6. Plan and hold regularly scheduled meetings of the implementation team.

Suggested team member(s) responsible: team lead or clinical coordinator or other individual tasked with coordinating the work of the team.

  • Hold time on team members' calendars for standing meetings. Consider biweekly (twice monthly) meetings to start with. The frequency, duration and focus of these meetings may change as you consider additional populations or subpopulations and additional sites or locations, and as the nature of the work changes.
  • Having a clinical perspective is an important aspect of this work.
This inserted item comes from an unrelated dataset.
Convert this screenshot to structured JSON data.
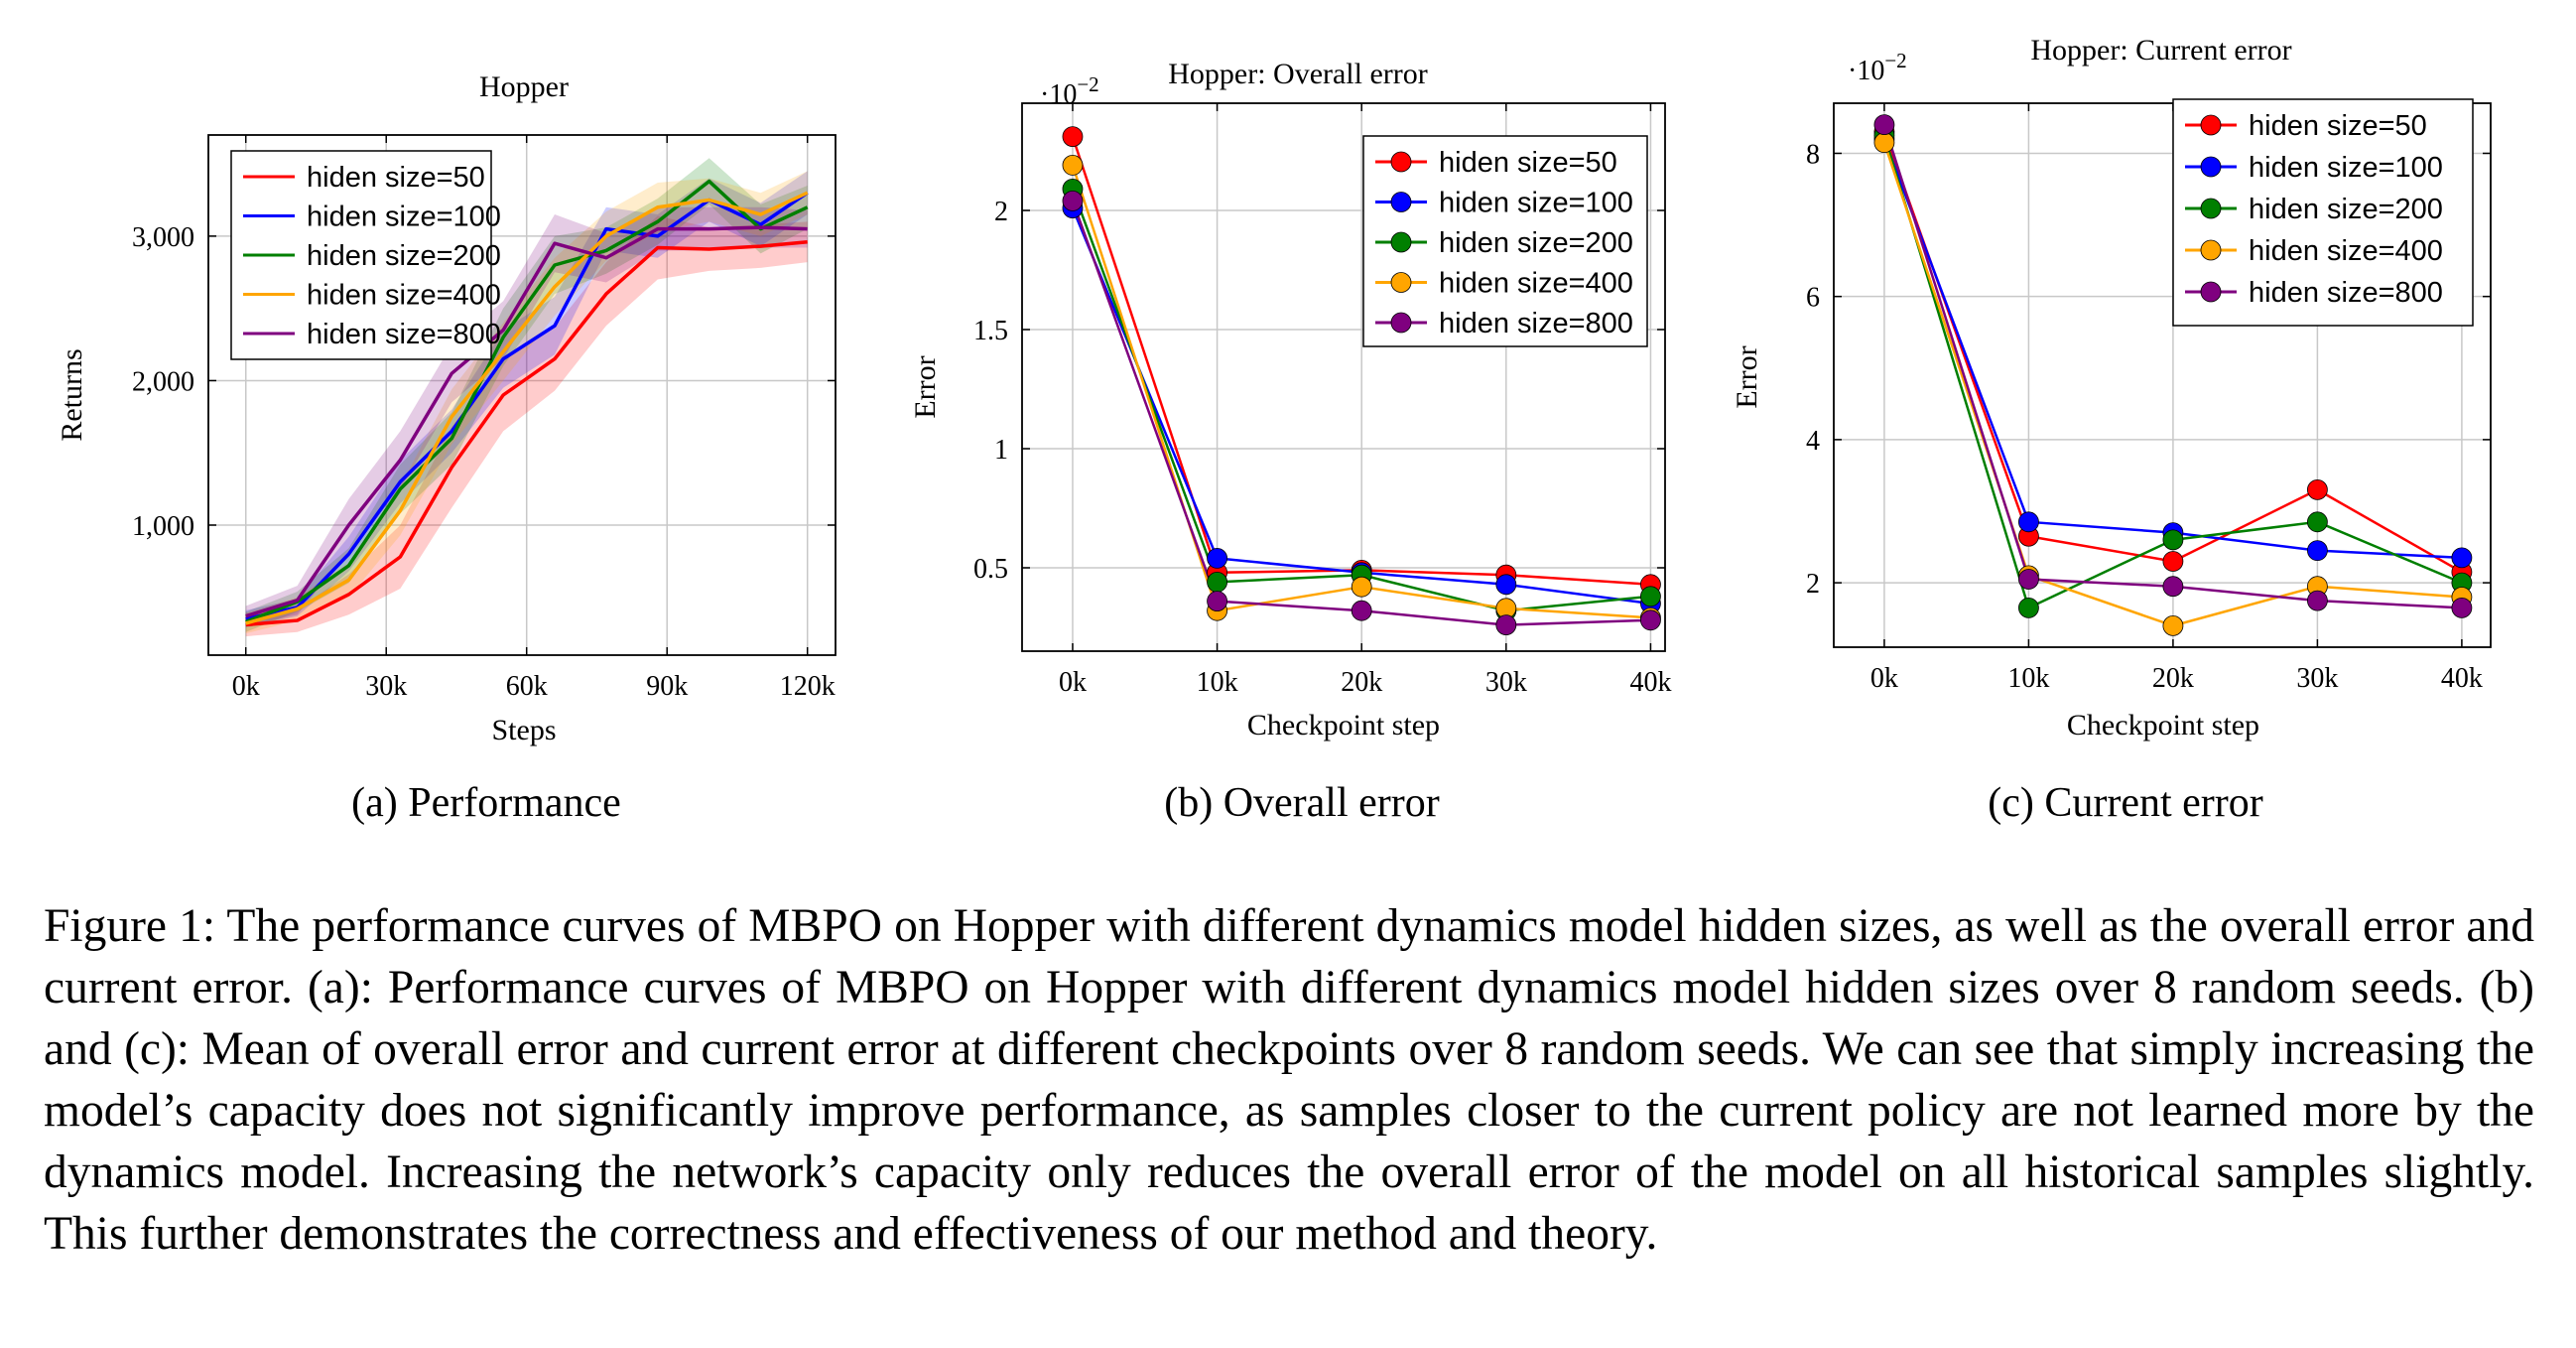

Consider models that minimize overall impact to patients’ ability to access care (i.e., having meetings before working hours or during lunch times; having providers attend crucial, rather than all, meetings; scheduling during providers’ administrative time).
  • Develop a system to efficiently report on all workstreams and track follow-up items. The Action Plan Template is one tool that can be used to focus your team around the foundational competencies and define responsibility for actions steps to be taken for each project your team has prioritized to work on.

 

7. Make adjustments based on data from the team’s measurement strategy and feedback loops.

Suggested team member(s) responsible: multidisciplinary team.

  • Review data and feedback at least monthly and adapt efforts as needed. Adaptation could include any or all of the following:
    • Amending the scope of work.
    • Modifying meetings or meeting structures.
    • Changing the team composition (adding or removing members).
    • Refining activities to better meet the needs of patients and staff, improve outcomes, or reduce inequities.
    • Modifying the measurement strategy and/or feedback loops to better understand what is (and is not) happening.
  • On an annual basis, the team’s charter and core membership should be reviewed. As the goals of the implementation team are met, the team could disband, meet less frequently (e.g., twice per year) or fold this meeting into a similar standing meeting that occurs separately.

Resources

Health Center Quality Measurement Systems Toolkit

The Health Alliance of Northern California created a summary crosswalk of measurement sets that provides an overview of alignment between measurement systems. It includes in-depth information on each Uniform Data System (UDS) or Quality Incentive Pool (QIP) clinical measure for diabetes care and hypertension, which is contained in a spreadsheet.
The document also shares suggested clinical interventions and community interventions for controlling diabetes and high blood pressure in rural northern California.

Evidence base for this activity

Pandhi N, Kraft S, Berkson S, Davis S, Kamnetz S, Koslov S, Trowbridge E, Caplan W. Developing primary care teams prepared to improve quality: a mixed-methods evaluation and lessons learned from implementing a microsystems approach. BMC Health Serv Res. 2018 Nov 9;18(1):847. doi: 10.1186/s12913-018-3650-4. PMID: 30413205; PMCID: PMC6230270.